= Public holidays in Jordan =

Public holidays in Jordan.

| Date | English name | Local name | Remarks | Official Business |
|---|---|---|---|---|
| 1 January | New Year's Day | Ras Assanah al-Miladi |  | Closed |
| 1 May | Labour Day | Eid el-Ommal |  | Closed |
| 25 May | Independence Day | Eid al-Istiklaal |  | Closed |
| 25 December | Christmas Day | Eid Al Milad Al Majeed, Al Eid Il Sagheer | Christmas in Jordan is celebrated by all denominations according to Catholic date (Orthodox date on January 7). | Closed |
| 1 Muharram | Hijri New Year | Ras Assanah Al Hijri | Islamic New Year | Closed |
| 12 Rabi' al-awwal | Prophet Muhammad's Birthday | Mawlid al-Nabi |  | Closed |
| 1 Shawwal | The Little Feast | Eid al-Fitr | Commemorates end of Ramadan | Closed |
| 10 Dhu'l-Hijja | Feast of the Sacrifice or the Big Feast | Eid al-Adha | Commemorates Abraham's willingness to sacrifice his son. | Closed |

Note: Holidays in Jordan are often flexible.

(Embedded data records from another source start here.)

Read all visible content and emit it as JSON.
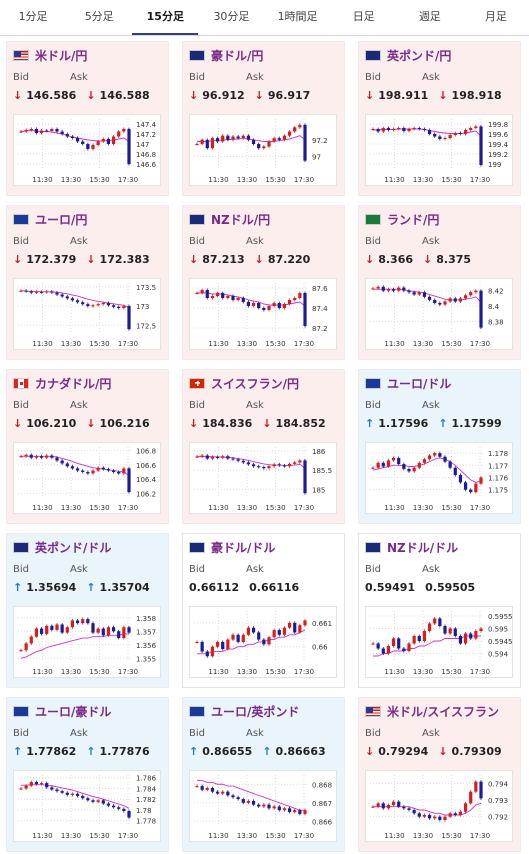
{
  "tabs": [
    {
      "label": "1分足",
      "active": false
    },
    {
      "label": "5分足",
      "active": false
    },
    {
      "label": "15分足",
      "active": true
    },
    {
      "label": "30分足",
      "active": false
    },
    {
      "label": "1時間足",
      "active": false
    },
    {
      "label": "日足",
      "active": false
    },
    {
      "label": "週足",
      "active": false
    },
    {
      "label": "月足",
      "active": false
    }
  ],
  "bid_label": "Bid",
  "ask_label": "Ask",
  "time_ticks": [
    "11:30",
    "13:30",
    "15:30",
    "17:30"
  ],
  "colors": {
    "up_candle": "#d81d1d",
    "down_candle": "#1a1a9a",
    "ma_line": "#cc33cc",
    "ma2_line": "#37b0d6",
    "down_bg": "#fdeeee",
    "up_bg": "#eaf4fb"
  },
  "cards": [
    {
      "pair": "米ドル/円",
      "flag": "us-jp",
      "dir": "down",
      "arrow": "↓",
      "bid": "146.586",
      "ask": "146.588",
      "chart_data": {
        "type": "candlestick",
        "y_ticks": [
          "147.4",
          "147.2",
          "147",
          "146.8",
          "146.6"
        ],
        "ylim": [
          146.5,
          147.5
        ],
        "trend": [
          147.25,
          147.28,
          147.3,
          147.22,
          147.27,
          147.26,
          147.3,
          147.25,
          147.2,
          147.15,
          147.12,
          147.05,
          147.0,
          146.9,
          146.98,
          147.05,
          147.1,
          147.0,
          147.15,
          147.25,
          147.3,
          146.6
        ],
        "ma": [
          147.25,
          147.26,
          147.27,
          147.26,
          147.25,
          147.25,
          147.24,
          147.22,
          147.2,
          147.17,
          147.14,
          147.12,
          147.1,
          147.08,
          147.07,
          147.06,
          147.06,
          147.07,
          147.08,
          147.1,
          147.12,
          147.05
        ]
      }
    },
    {
      "pair": "豪ドル/円",
      "flag": "au-jp",
      "dir": "down",
      "arrow": "↓",
      "bid": "96.912",
      "ask": "96.917",
      "chart_data": {
        "type": "candlestick",
        "y_ticks": [
          "97.2",
          "97"
        ],
        "ylim": [
          96.85,
          97.45
        ],
        "trend": [
          97.15,
          97.2,
          97.1,
          97.22,
          97.18,
          97.25,
          97.2,
          97.24,
          97.22,
          97.25,
          97.2,
          97.15,
          97.1,
          97.12,
          97.18,
          97.22,
          97.2,
          97.25,
          97.3,
          97.35,
          97.38,
          96.95
        ],
        "ma": [
          97.18,
          97.18,
          97.18,
          97.19,
          97.19,
          97.2,
          97.2,
          97.21,
          97.21,
          97.22,
          97.21,
          97.2,
          97.19,
          97.18,
          97.18,
          97.18,
          97.19,
          97.2,
          97.21,
          97.23,
          97.25,
          97.2
        ]
      }
    },
    {
      "pair": "英ポンド/円",
      "flag": "gb-jp",
      "dir": "down",
      "arrow": "↓",
      "bid": "198.911",
      "ask": "198.918",
      "chart_data": {
        "type": "candlestick",
        "y_ticks": [
          "199.8",
          "199.6",
          "199.4",
          "199.2",
          "199"
        ],
        "ylim": [
          198.9,
          199.9
        ],
        "trend": [
          199.7,
          199.65,
          199.72,
          199.68,
          199.7,
          199.72,
          199.66,
          199.7,
          199.72,
          199.7,
          199.68,
          199.6,
          199.55,
          199.5,
          199.52,
          199.58,
          199.62,
          199.6,
          199.68,
          199.72,
          199.75,
          198.98
        ],
        "ma": [
          199.68,
          199.68,
          199.69,
          199.69,
          199.69,
          199.7,
          199.7,
          199.7,
          199.7,
          199.7,
          199.69,
          199.67,
          199.65,
          199.63,
          199.62,
          199.61,
          199.61,
          199.61,
          199.62,
          199.64,
          199.66,
          199.55
        ]
      }
    },
    {
      "pair": "ユーロ/円",
      "flag": "eu-jp",
      "dir": "down",
      "arrow": "↓",
      "bid": "172.379",
      "ask": "172.383",
      "chart_data": {
        "type": "candlestick",
        "y_ticks": [
          "173.5",
          "173",
          "172.5"
        ],
        "ylim": [
          172.3,
          173.6
        ],
        "trend": [
          173.4,
          173.38,
          173.35,
          173.37,
          173.36,
          173.38,
          173.35,
          173.3,
          173.25,
          173.2,
          173.15,
          173.1,
          173.05,
          173.0,
          173.02,
          173.05,
          173.08,
          173.02,
          172.98,
          172.95,
          173.0,
          172.4
        ],
        "ma": [
          173.4,
          173.39,
          173.38,
          173.38,
          173.37,
          173.37,
          173.37,
          173.36,
          173.34,
          173.32,
          173.29,
          173.26,
          173.22,
          173.18,
          173.15,
          173.12,
          173.1,
          173.08,
          173.06,
          173.04,
          173.02,
          172.95
        ]
      }
    },
    {
      "pair": "NZドル/円",
      "flag": "nz-jp",
      "dir": "down",
      "arrow": "↓",
      "bid": "87.213",
      "ask": "87.220",
      "chart_data": {
        "type": "candlestick",
        "y_ticks": [
          "87.6",
          "87.4",
          "87.2"
        ],
        "ylim": [
          87.15,
          87.65
        ],
        "trend": [
          87.55,
          87.58,
          87.5,
          87.52,
          87.55,
          87.5,
          87.52,
          87.48,
          87.5,
          87.46,
          87.42,
          87.45,
          87.4,
          87.38,
          87.42,
          87.45,
          87.4,
          87.44,
          87.48,
          87.5,
          87.55,
          87.22
        ],
        "ma": [
          87.55,
          87.55,
          87.55,
          87.54,
          87.54,
          87.54,
          87.53,
          87.52,
          87.51,
          87.5,
          87.48,
          87.47,
          87.46,
          87.44,
          87.43,
          87.43,
          87.43,
          87.43,
          87.44,
          87.45,
          87.46,
          87.42
        ]
      }
    },
    {
      "pair": "ランド/円",
      "flag": "za-jp",
      "dir": "down",
      "arrow": "↓",
      "bid": "8.366",
      "ask": "8.375",
      "chart_data": {
        "type": "candlestick",
        "y_ticks": [
          "8.42",
          "8.4",
          "8.38"
        ],
        "ylim": [
          8.365,
          8.43
        ],
        "trend": [
          8.423,
          8.425,
          8.42,
          8.422,
          8.42,
          8.424,
          8.42,
          8.418,
          8.415,
          8.418,
          8.412,
          8.408,
          8.404,
          8.402,
          8.406,
          8.41,
          8.406,
          8.41,
          8.414,
          8.418,
          8.42,
          8.372
        ],
        "ma": [
          8.422,
          8.422,
          8.422,
          8.422,
          8.422,
          8.422,
          8.421,
          8.42,
          8.419,
          8.418,
          8.417,
          8.415,
          8.413,
          8.411,
          8.409,
          8.408,
          8.408,
          8.408,
          8.409,
          8.41,
          8.412,
          8.405
        ]
      }
    },
    {
      "pair": "カナダドル/円",
      "flag": "ca-jp",
      "dir": "down",
      "arrow": "↓",
      "bid": "106.210",
      "ask": "106.216",
      "chart_data": {
        "type": "candlestick",
        "y_ticks": [
          "106.8",
          "106.6",
          "106.4",
          "106.2"
        ],
        "ylim": [
          106.15,
          106.85
        ],
        "trend": [
          106.72,
          106.74,
          106.7,
          106.72,
          106.7,
          106.73,
          106.7,
          106.66,
          106.62,
          106.58,
          106.55,
          106.52,
          106.5,
          106.48,
          106.52,
          106.56,
          106.54,
          106.52,
          106.5,
          106.48,
          106.55,
          106.22
        ],
        "ma": [
          106.72,
          106.72,
          106.72,
          106.72,
          106.72,
          106.72,
          106.72,
          106.71,
          106.69,
          106.67,
          106.65,
          106.62,
          106.6,
          106.58,
          106.56,
          106.55,
          106.54,
          106.53,
          106.52,
          106.51,
          106.5,
          106.45
        ]
      }
    },
    {
      "pair": "スイスフラン/円",
      "flag": "ch-jp",
      "dir": "down",
      "arrow": "↓",
      "bid": "184.836",
      "ask": "184.852",
      "chart_data": {
        "type": "candlestick",
        "y_ticks": [
          "186",
          "185.5",
          "185"
        ],
        "ylim": [
          184.8,
          186.1
        ],
        "trend": [
          185.85,
          185.88,
          185.8,
          185.84,
          185.82,
          185.86,
          185.8,
          185.78,
          185.74,
          185.7,
          185.65,
          185.6,
          185.58,
          185.55,
          185.6,
          185.65,
          185.62,
          185.6,
          185.66,
          185.7,
          185.75,
          184.9
        ],
        "ma": [
          185.85,
          185.85,
          185.85,
          185.85,
          185.84,
          185.84,
          185.83,
          185.82,
          185.8,
          185.78,
          185.75,
          185.72,
          185.69,
          185.66,
          185.64,
          185.63,
          185.63,
          185.62,
          185.62,
          185.63,
          185.65,
          185.55
        ]
      }
    },
    {
      "pair": "ユーロ/ドル",
      "flag": "eu-us",
      "dir": "up",
      "arrow": "↑",
      "bid": "1.17596",
      "ask": "1.17599",
      "chart_data": {
        "type": "candlestick",
        "y_ticks": [
          "1.178",
          "1.177",
          "1.176",
          "1.175"
        ],
        "ylim": [
          1.1744,
          1.1785
        ],
        "trend": [
          1.1768,
          1.1772,
          1.1769,
          1.1774,
          1.1776,
          1.1771,
          1.1767,
          1.1765,
          1.1768,
          1.1772,
          1.1775,
          1.1778,
          1.178,
          1.1777,
          1.1773,
          1.1768,
          1.1762,
          1.1756,
          1.175,
          1.1748,
          1.1755,
          1.176
        ],
        "ma": [
          1.1766,
          1.1767,
          1.1768,
          1.1769,
          1.177,
          1.177,
          1.177,
          1.1769,
          1.1769,
          1.177,
          1.1771,
          1.1773,
          1.1775,
          1.1776,
          1.1775,
          1.1773,
          1.177,
          1.1766,
          1.1762,
          1.1758,
          1.1756,
          1.1757
        ]
      }
    },
    {
      "pair": "英ポンド/ドル",
      "flag": "gb-us",
      "dir": "up",
      "arrow": "↑",
      "bid": "1.35694",
      "ask": "1.35704",
      "chart_data": {
        "type": "candlestick",
        "y_ticks": [
          "1.358",
          "1.357",
          "1.356",
          "1.355"
        ],
        "ylim": [
          1.3548,
          1.3585
        ],
        "trend": [
          1.3556,
          1.3561,
          1.3566,
          1.3572,
          1.3568,
          1.3574,
          1.3571,
          1.3575,
          1.3569,
          1.3573,
          1.3578,
          1.3576,
          1.3579,
          1.3576,
          1.3569,
          1.3572,
          1.3567,
          1.3573,
          1.357,
          1.3565,
          1.3573,
          1.3569
        ],
        "ma": [
          1.355,
          1.3551,
          1.3553,
          1.3555,
          1.3556,
          1.3558,
          1.3559,
          1.356,
          1.3561,
          1.3562,
          1.3563,
          1.3564,
          1.3565,
          1.3565,
          1.3566,
          1.3566,
          1.3566,
          1.3567,
          1.3567,
          1.3567,
          1.3568,
          1.3568
        ]
      }
    },
    {
      "pair": "豪ドル/ドル",
      "flag": "au-us",
      "dir": "flat",
      "arrow": "",
      "bid": "0.66112",
      "ask": "0.66116",
      "chart_data": {
        "type": "candlestick",
        "y_ticks": [
          "0.661",
          "0.66"
        ],
        "ylim": [
          0.6594,
          0.6615
        ],
        "trend": [
          0.6602,
          0.6598,
          0.6596,
          0.66,
          0.6602,
          0.6599,
          0.6603,
          0.6605,
          0.6602,
          0.6605,
          0.6608,
          0.6606,
          0.6603,
          0.6601,
          0.6604,
          0.6607,
          0.6605,
          0.6608,
          0.661,
          0.6606,
          0.6609,
          0.6611
        ],
        "ma": [
          0.6597,
          0.6597,
          0.6597,
          0.6598,
          0.6598,
          0.6598,
          0.6599,
          0.6599,
          0.66,
          0.66,
          0.6601,
          0.6601,
          0.6602,
          0.6602,
          0.6603,
          0.6603,
          0.6604,
          0.6604,
          0.6605,
          0.6605,
          0.6606,
          0.6607
        ]
      }
    },
    {
      "pair": "NZドル/ドル",
      "flag": "nz-us",
      "dir": "flat",
      "arrow": "",
      "bid": "0.59491",
      "ask": "0.59505",
      "chart_data": {
        "type": "candlestick",
        "y_ticks": [
          "0.5955",
          "0.595",
          "0.5945",
          "0.594"
        ],
        "ylim": [
          0.5937,
          0.5957
        ],
        "trend": [
          0.5944,
          0.5942,
          0.594,
          0.5943,
          0.5946,
          0.5942,
          0.5941,
          0.5944,
          0.5947,
          0.5945,
          0.5949,
          0.5952,
          0.5954,
          0.5951,
          0.5948,
          0.595,
          0.5947,
          0.5944,
          0.5948,
          0.5946,
          0.5949,
          0.595
        ],
        "ma": [
          0.5939,
          0.5939,
          0.594,
          0.594,
          0.5941,
          0.5941,
          0.5941,
          0.5942,
          0.5942,
          0.5943,
          0.5943,
          0.5944,
          0.5945,
          0.5945,
          0.5946,
          0.5946,
          0.5946,
          0.5946,
          0.5947,
          0.5947,
          0.5947,
          0.5947
        ]
      }
    },
    {
      "pair": "ユーロ/豪ドル",
      "flag": "eu-au",
      "dir": "up",
      "arrow": "↑",
      "bid": "1.77862",
      "ask": "1.77876",
      "chart_data": {
        "type": "candlestick",
        "y_ticks": [
          "1.786",
          "1.784",
          "1.782",
          "1.78",
          "1.778"
        ],
        "ylim": [
          1.7772,
          1.7865
        ],
        "trend": [
          1.784,
          1.7845,
          1.7852,
          1.7848,
          1.785,
          1.7842,
          1.7838,
          1.7835,
          1.7832,
          1.7828,
          1.783,
          1.7826,
          1.7822,
          1.7818,
          1.7815,
          1.7818,
          1.7812,
          1.7808,
          1.7805,
          1.7802,
          1.7798,
          1.7786
        ],
        "ma": [
          1.7846,
          1.7846,
          1.7847,
          1.7847,
          1.7847,
          1.7846,
          1.7845,
          1.7843,
          1.7841,
          1.7839,
          1.7837,
          1.7834,
          1.7831,
          1.7828,
          1.7825,
          1.7823,
          1.782,
          1.7817,
          1.7814,
          1.7811,
          1.7808,
          1.7803
        ]
      }
    },
    {
      "pair": "ユーロ/英ポンド",
      "flag": "eu-gb",
      "dir": "up",
      "arrow": "↑",
      "bid": "0.86655",
      "ask": "0.86663",
      "chart_data": {
        "type": "candlestick",
        "y_ticks": [
          "0.868",
          "0.867",
          "0.866"
        ],
        "ylim": [
          0.8658,
          0.8685
        ],
        "trend": [
          0.8679,
          0.8677,
          0.8678,
          0.8676,
          0.8675,
          0.8676,
          0.8674,
          0.8673,
          0.8672,
          0.867,
          0.8671,
          0.8669,
          0.8668,
          0.8669,
          0.8667,
          0.8668,
          0.8666,
          0.8667,
          0.8665,
          0.8666,
          0.8664,
          0.8666
        ],
        "ma": [
          0.8682,
          0.8682,
          0.8681,
          0.8681,
          0.868,
          0.868,
          0.8679,
          0.8679,
          0.8678,
          0.8677,
          0.8676,
          0.8675,
          0.8674,
          0.8673,
          0.8672,
          0.8671,
          0.867,
          0.8669,
          0.8668,
          0.8667,
          0.8666,
          0.8666
        ]
      }
    },
    {
      "pair": "米ドル/スイスフラン",
      "flag": "us-ch",
      "dir": "down",
      "arrow": "↓",
      "bid": "0.79294",
      "ask": "0.79309",
      "chart_data": {
        "type": "candlestick",
        "y_ticks": [
          "0.794",
          "0.793",
          "0.792"
        ],
        "ylim": [
          0.7915,
          0.7945
        ],
        "trend": [
          0.7926,
          0.7928,
          0.7925,
          0.7927,
          0.7929,
          0.7926,
          0.7925,
          0.7924,
          0.7922,
          0.792,
          0.7921,
          0.7919,
          0.792,
          0.7918,
          0.792,
          0.7922,
          0.7921,
          0.7923,
          0.7928,
          0.7935,
          0.7941,
          0.7931
        ],
        "ma": [
          0.7926,
          0.7926,
          0.7926,
          0.7926,
          0.7926,
          0.7926,
          0.7926,
          0.7926,
          0.7925,
          0.7924,
          0.7924,
          0.7923,
          0.7922,
          0.7922,
          0.7921,
          0.7921,
          0.7921,
          0.7921,
          0.7922,
          0.7924,
          0.7927,
          0.7928
        ]
      }
    }
  ]
}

It is common for the government to change the day which a holiday is supposed to be celebrated on to another day — usually to prolong weekend.

Jordanian Christians also have December 26th, Palm Sunday, Easter Sunday, and Easter Monday as public holidays, with Easter being celebrated by all denominations according to the Orthodox date.